8. MANUTENÇÃO DE REGISTOS DOS DOCUMENTOS E DADOS DO UTILIZADOR.

Os documentos e dados obtidos durante a Verificação e outros dados financeiros (incluindo dados de transações e respetivos comprovativos) devem ser armazenados, conservados, partilhados e protegidos em estrita conformidade com:

A legislação da União Europeia relativa à prevenção da utilização do sistema financeiro para efeitos de branqueamento de capitais ou de financiamento do terrorismo, nomeadamente a Diretiva (UE) 2015/849 do Parlamento Europeu e do Conselho, de 20 de maio de 2015, relativa à prevenção da utilização do sistema financeiro para efeitos de branqueamento de capitais ou de financiamento do terrorismo, que altera o Regulamento (UE) n.º 648/2012 do Parlamento Europeu e do Conselho e revoga a Diretiva 2005/60/CE do Parlamento Europeu e do Conselho e a Diretiva 2006/70/CE da Comissão;

O Regulamento (UE) 2016/679 do Parlamento Europeu e do Conselho, de 27 de abril de 2016, relativo à proteção das pessoas singulares no que diz respeito ao tratamento de dados pessoais e à livre circulação desses dados e que revoga a Diretiva 95/46/CE ("Regulamento Geral sobre a Proteção de Dados" ou "RGPD");

Lei sobre a limitação das ações judiciais (Lei 66(I)/2012) da República de Chipre;

A Política de Privacidade do Site.

9. ALTERAÇÕES E MODIFICAÇÕES.

A presente Política pode ser modificada ou alterada a qualquer altura, segundo o critério exclusivo da Empresa.
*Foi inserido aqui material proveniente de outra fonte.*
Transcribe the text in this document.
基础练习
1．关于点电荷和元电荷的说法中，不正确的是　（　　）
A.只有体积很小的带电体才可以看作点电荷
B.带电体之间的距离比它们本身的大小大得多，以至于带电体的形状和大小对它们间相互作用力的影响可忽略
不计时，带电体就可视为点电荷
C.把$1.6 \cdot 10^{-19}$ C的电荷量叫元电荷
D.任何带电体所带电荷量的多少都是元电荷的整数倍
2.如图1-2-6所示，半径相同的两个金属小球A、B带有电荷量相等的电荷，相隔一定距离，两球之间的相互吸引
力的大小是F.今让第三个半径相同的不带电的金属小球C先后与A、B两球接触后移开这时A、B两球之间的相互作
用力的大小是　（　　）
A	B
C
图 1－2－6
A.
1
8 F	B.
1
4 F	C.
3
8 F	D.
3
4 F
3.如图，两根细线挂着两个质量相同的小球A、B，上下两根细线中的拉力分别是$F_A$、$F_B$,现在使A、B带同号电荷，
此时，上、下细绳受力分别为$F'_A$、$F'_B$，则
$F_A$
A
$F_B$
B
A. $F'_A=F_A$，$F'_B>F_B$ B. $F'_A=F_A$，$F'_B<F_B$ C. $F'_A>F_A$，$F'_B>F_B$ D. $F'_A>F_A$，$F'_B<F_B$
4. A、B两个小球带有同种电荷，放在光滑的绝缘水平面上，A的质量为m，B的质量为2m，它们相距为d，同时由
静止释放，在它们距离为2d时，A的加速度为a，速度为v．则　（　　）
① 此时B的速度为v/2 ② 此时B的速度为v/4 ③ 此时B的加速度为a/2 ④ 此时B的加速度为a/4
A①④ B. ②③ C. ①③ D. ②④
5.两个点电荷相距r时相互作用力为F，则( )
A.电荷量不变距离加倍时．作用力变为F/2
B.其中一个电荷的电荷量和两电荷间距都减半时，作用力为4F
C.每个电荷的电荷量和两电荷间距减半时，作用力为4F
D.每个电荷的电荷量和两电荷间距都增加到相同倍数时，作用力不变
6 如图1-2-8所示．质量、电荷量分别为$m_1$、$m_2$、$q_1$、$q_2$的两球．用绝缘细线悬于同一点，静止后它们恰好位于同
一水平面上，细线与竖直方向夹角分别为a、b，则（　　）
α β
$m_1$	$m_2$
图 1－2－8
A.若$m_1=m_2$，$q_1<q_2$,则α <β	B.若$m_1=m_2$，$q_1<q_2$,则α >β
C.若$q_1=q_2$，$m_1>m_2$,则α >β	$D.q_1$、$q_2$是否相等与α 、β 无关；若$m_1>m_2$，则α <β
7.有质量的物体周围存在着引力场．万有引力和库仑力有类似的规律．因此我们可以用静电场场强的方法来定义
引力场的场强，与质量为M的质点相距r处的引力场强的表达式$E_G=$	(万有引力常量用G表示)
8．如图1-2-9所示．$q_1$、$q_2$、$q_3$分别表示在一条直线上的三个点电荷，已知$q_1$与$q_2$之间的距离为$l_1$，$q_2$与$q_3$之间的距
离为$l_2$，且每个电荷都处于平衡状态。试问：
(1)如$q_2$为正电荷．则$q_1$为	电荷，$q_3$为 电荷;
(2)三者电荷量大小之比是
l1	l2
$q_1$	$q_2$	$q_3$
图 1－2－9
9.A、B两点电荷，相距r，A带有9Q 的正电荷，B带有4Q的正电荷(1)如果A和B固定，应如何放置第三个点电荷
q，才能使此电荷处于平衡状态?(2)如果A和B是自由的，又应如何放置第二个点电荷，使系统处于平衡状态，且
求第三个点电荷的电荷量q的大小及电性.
É da exclusiva responsabilidade do utilizador rever periodicamente esta Política para verificar se existem novas alterações e correções. Os utilizadores registados serão notificados de quaisquer alterações a esta Política através do endereço de correio eletrónico que foi utilizado quando registaram uma conta no Site. Qualquer utilização continuada do Site após o envio da notificação será considerada como um facto de que o utilizador leu e aceitou as alterações à Política.